Armut & Sozialstaat

Warum es sich nicht jedeR leisten kann, AktivistIn zu sein.

Aktivismus ist ein großes Wort. In Österreich ist es vor allem eins, von dem sich jedeR tunlichst fernhalten sollte, der/die etwas „erreichen“ und nirgends anecken möchte. Vorauseilender Gehorsam ist schließlich noch immer eines der höchsten Güter in diesem Land. Schließlich ist es nicht mit dem neoliberalen und rechtskonservativen Mainstream vereinbar, in der Öffentlichkeit für die Rechte aller Menschen einzutreten.
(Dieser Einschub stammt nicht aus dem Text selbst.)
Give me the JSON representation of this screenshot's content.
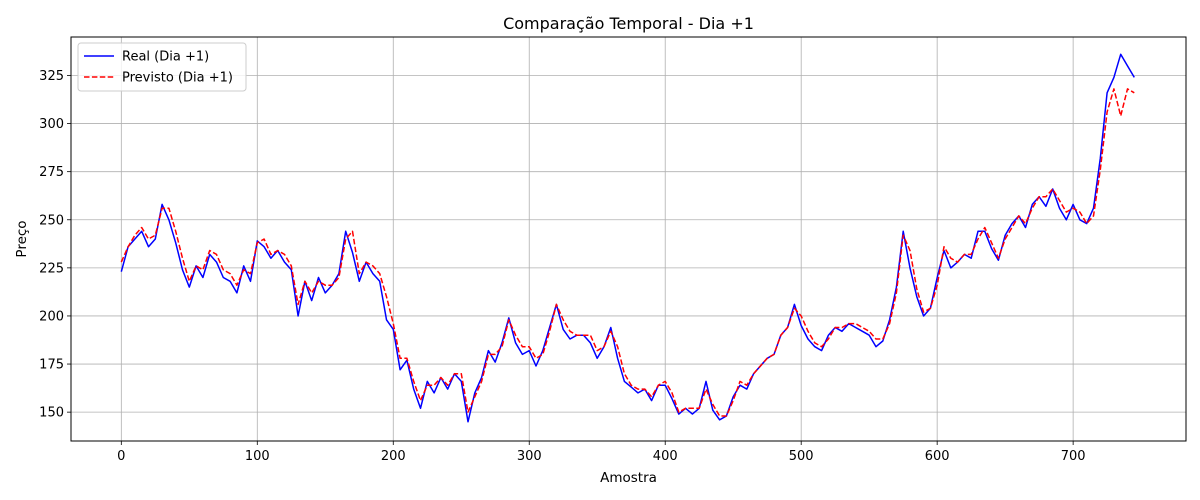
{
  "chart_data": {
    "type": "line",
    "title": "Comparação Temporal - Dia +1",
    "xlabel": "Amostra",
    "ylabel": "Preço",
    "xlim": [
      -37,
      783
    ],
    "ylim": [
      135,
      345
    ],
    "xticks": [
      0,
      100,
      200,
      300,
      400,
      500,
      600,
      700
    ],
    "yticks": [
      150,
      175,
      200,
      225,
      250,
      275,
      300,
      325
    ],
    "grid": true,
    "legend_position": "top-left",
    "series": [
      {
        "name": "Real (Dia +1)",
        "color": "#0000ff",
        "style": "solid",
        "x": [
          0,
          5,
          10,
          15,
          20,
          25,
          30,
          35,
          40,
          45,
          50,
          55,
          60,
          65,
          70,
          75,
          80,
          85,
          90,
          95,
          100,
          105,
          110,
          115,
          120,
          125,
          130,
          135,
          140,
          145,
          150,
          155,
          160,
          165,
          170,
          175,
          180,
          185,
          190,
          195,
          200,
          205,
          210,
          215,
          220,
          225,
          230,
          235,
          240,
          245,
          250,
          255,
          260,
          265,
          270,
          275,
          280,
          285,
          290,
          295,
          300,
          305,
          310,
          315,
          320,
          325,
          330,
          335,
          340,
          345,
          350,
          355,
          360,
          365,
          370,
          375,
          380,
          385,
          390,
          395,
          400,
          405,
          410,
          415,
          420,
          425,
          430,
          435,
          440,
          445,
          450,
          455,
          460,
          465,
          470,
          475,
          480,
          485,
          490,
          495,
          500,
          505,
          510,
          515,
          520,
          525,
          530,
          535,
          540,
          545,
          550,
          555,
          560,
          565,
          570,
          575,
          580,
          585,
          590,
          595,
          600,
          605,
          610,
          615,
          620,
          625,
          630,
          635,
          640,
          645,
          650,
          655,
          660,
          665,
          670,
          675,
          680,
          685,
          690,
          695,
          700,
          705,
          710,
          715,
          720,
          725,
          730,
          735,
          740,
          745
        ],
        "values": [
          223,
          236,
          240,
          244,
          236,
          240,
          258,
          250,
          238,
          224,
          215,
          226,
          220,
          232,
          228,
          220,
          218,
          212,
          226,
          218,
          239,
          236,
          230,
          234,
          228,
          224,
          200,
          218,
          208,
          220,
          212,
          216,
          222,
          244,
          233,
          218,
          228,
          222,
          218,
          198,
          193,
          172,
          177,
          162,
          152,
          166,
          160,
          168,
          162,
          170,
          166,
          145,
          160,
          168,
          182,
          176,
          186,
          199,
          186,
          180,
          182,
          174,
          182,
          194,
          206,
          193,
          188,
          190,
          190,
          186,
          178,
          184,
          194,
          178,
          166,
          163,
          160,
          162,
          156,
          164,
          164,
          157,
          149,
          152,
          149,
          152,
          166,
          151,
          146,
          148,
          158,
          164,
          162,
          170,
          174,
          178,
          180,
          190,
          194,
          206,
          195,
          188,
          184,
          182,
          190,
          194,
          192,
          196,
          194,
          192,
          190,
          184,
          187,
          198,
          215,
          244,
          225,
          210,
          200,
          204,
          220,
          234,
          225,
          228,
          232,
          230,
          244,
          244,
          235,
          229,
          242,
          248,
          252,
          246,
          258,
          262,
          257,
          266,
          256,
          250,
          258,
          250,
          248,
          256,
          282,
          316,
          324,
          336,
          330,
          324
        ]
      },
      {
        "name": "Previsto (Dia +1)",
        "color": "#ff0000",
        "style": "dashed",
        "x": [
          0,
          5,
          10,
          15,
          20,
          25,
          30,
          35,
          40,
          45,
          50,
          55,
          60,
          65,
          70,
          75,
          80,
          85,
          90,
          95,
          100,
          105,
          110,
          115,
          120,
          125,
          130,
          135,
          140,
          145,
          150,
          155,
          160,
          165,
          170,
          175,
          180,
          185,
          190,
          195,
          200,
          205,
          210,
          215,
          220,
          225,
          230,
          235,
          240,
          245,
          250,
          255,
          260,
          265,
          270,
          275,
          280,
          285,
          290,
          295,
          300,
          305,
          310,
          315,
          320,
          325,
          330,
          335,
          340,
          345,
          350,
          355,
          360,
          365,
          370,
          375,
          380,
          385,
          390,
          395,
          400,
          405,
          410,
          415,
          420,
          425,
          430,
          435,
          440,
          445,
          450,
          455,
          460,
          465,
          470,
          475,
          480,
          485,
          490,
          495,
          500,
          505,
          510,
          515,
          520,
          525,
          530,
          535,
          540,
          545,
          550,
          555,
          560,
          565,
          570,
          575,
          580,
          585,
          590,
          595,
          600,
          605,
          610,
          615,
          620,
          625,
          630,
          635,
          640,
          645,
          650,
          655,
          660,
          665,
          670,
          675,
          680,
          685,
          690,
          695,
          700,
          705,
          710,
          715,
          720,
          725,
          730,
          735,
          740,
          745
        ],
        "values": [
          228,
          236,
          242,
          246,
          240,
          242,
          256,
          256,
          244,
          230,
          218,
          226,
          224,
          234,
          232,
          224,
          222,
          216,
          224,
          222,
          238,
          240,
          232,
          234,
          232,
          226,
          206,
          218,
          212,
          218,
          216,
          216,
          220,
          240,
          244,
          222,
          228,
          226,
          222,
          210,
          196,
          178,
          178,
          166,
          156,
          164,
          164,
          168,
          164,
          170,
          170,
          150,
          158,
          166,
          180,
          180,
          184,
          198,
          190,
          184,
          184,
          178,
          180,
          192,
          206,
          198,
          192,
          190,
          190,
          190,
          182,
          184,
          192,
          184,
          170,
          164,
          162,
          162,
          158,
          164,
          166,
          160,
          150,
          152,
          152,
          152,
          162,
          154,
          148,
          148,
          156,
          166,
          164,
          170,
          174,
          178,
          180,
          190,
          194,
          204,
          200,
          192,
          186,
          184,
          188,
          194,
          194,
          196,
          196,
          194,
          192,
          188,
          188,
          196,
          212,
          242,
          234,
          214,
          202,
          204,
          216,
          236,
          230,
          228,
          232,
          232,
          240,
          246,
          238,
          230,
          240,
          246,
          252,
          248,
          256,
          262,
          262,
          266,
          260,
          254,
          256,
          254,
          248,
          252,
          276,
          306,
          318,
          304,
          318,
          316
        ]
      }
    ]
  }
}
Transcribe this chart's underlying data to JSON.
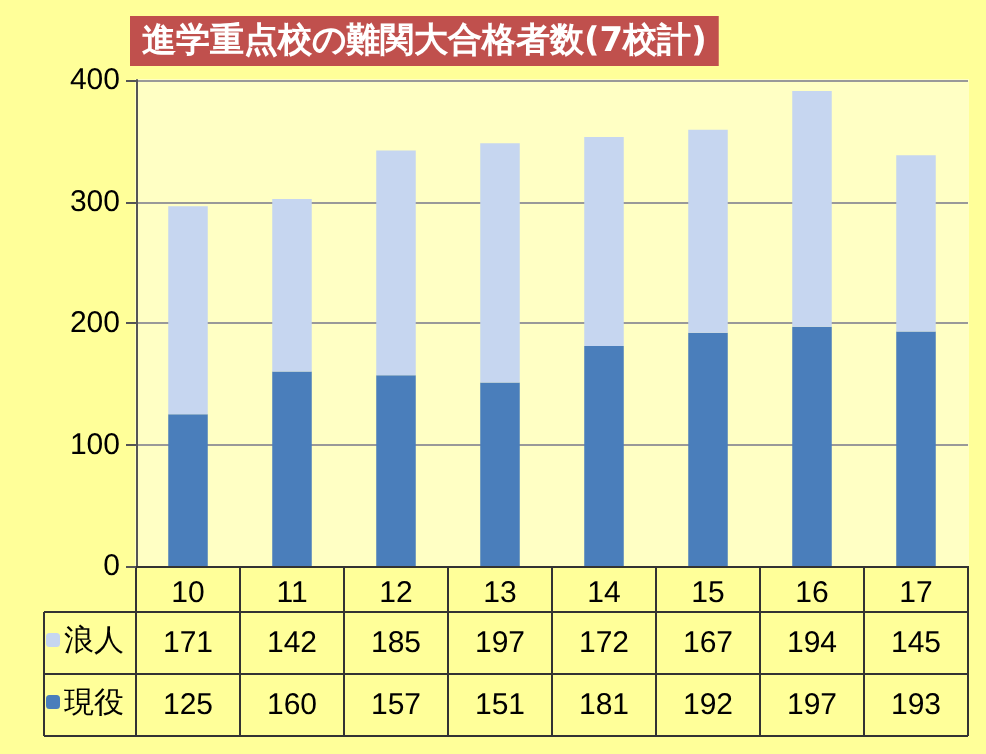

Denn der herrschende Diskurs sagt ganz klar: manche Menschengruppen sind weniger wert. Und auf deren Rücken muss die Elite blühen und gedeihen. So war es schon immer, und so wird es noch sehr lange sein. Kurzum: wenn du nicht zu dieser Elite gehörst, solltest du doppelt aufpassen, was du machst, sagst und wie du arbeitest.

Politisches Engagement bleibt daher oft jenen überlassen, die entweder nichts mehr zu verlieren haben, und jenen, die nie etwas zu verlieren hatten. Was ich damit sagen möchte? Wer in irgendeiner Form politisch aktiv ist und sich zur Zivilgesellschaft zählt, die etwas verändert, tut dies nicht im luftleeren Raum. Menschen, die in vielerlei Abhängigkeiten stecken, bleibt der Zugang zu aktivistischen Räumen häufig verwehrt – sie können es sich schlicht nicht leisten, unbezahlten, zeitaufwändigen und meist auch psychisch belastenden Aktivismus zu betreiben. Sei das online oder auf der Straße.

Die Abhängigkeit von den Unternehmen, in denen diese Menschen – wahrscheinlich zu prekären Bedingungen – arbeiten, lässt sich ebenso nicht so leicht wegschreiben oder schönreden. Sie ist da und sie ist real. Denn es geht um nicht weniger als das eigene Überleben. Deshalb halte ich auch nichts von den „Wir müssen alle mehr tun“  Sprüchen – denn es ist ein massives Privileg, das tun zu können. Rauszugehen. Die Tür zuzuhauen, und zu sagen: „Jetzt wehre ich mich.“ Und das am besten laut und vor einer Fernsehkamera.

Wenn wir dann noch weiter hinter die Kulissen blicken, kommen wir schnell drauf: gerade jene, die mit ihrem Aktivismus in der Öffentlichkeit stehen, sind oft auch jene, die mit genügend Privilegien ausgestattet wurden. Und sollten sie das nicht sein, hier ein kleiner Aufruf an alle: Schulterklopfer und Pseudo-Solidaritätsbekundungen helfen politisch aktiven Menschen, die in Existenzangst, Bedrohung und unter psychischen Belastungen leben, nicht. Schaut stattdessen lieber, wie ihr sie real, und am besten finanziell, unterstützen könnt. Denn was viele, wie so oft, vergessen, sind die ökonomischen Bedingungen, unter denen Aktivismus entsteht, ausgeübt oder auch aufgegeben wird. Darüber muss geredet werden.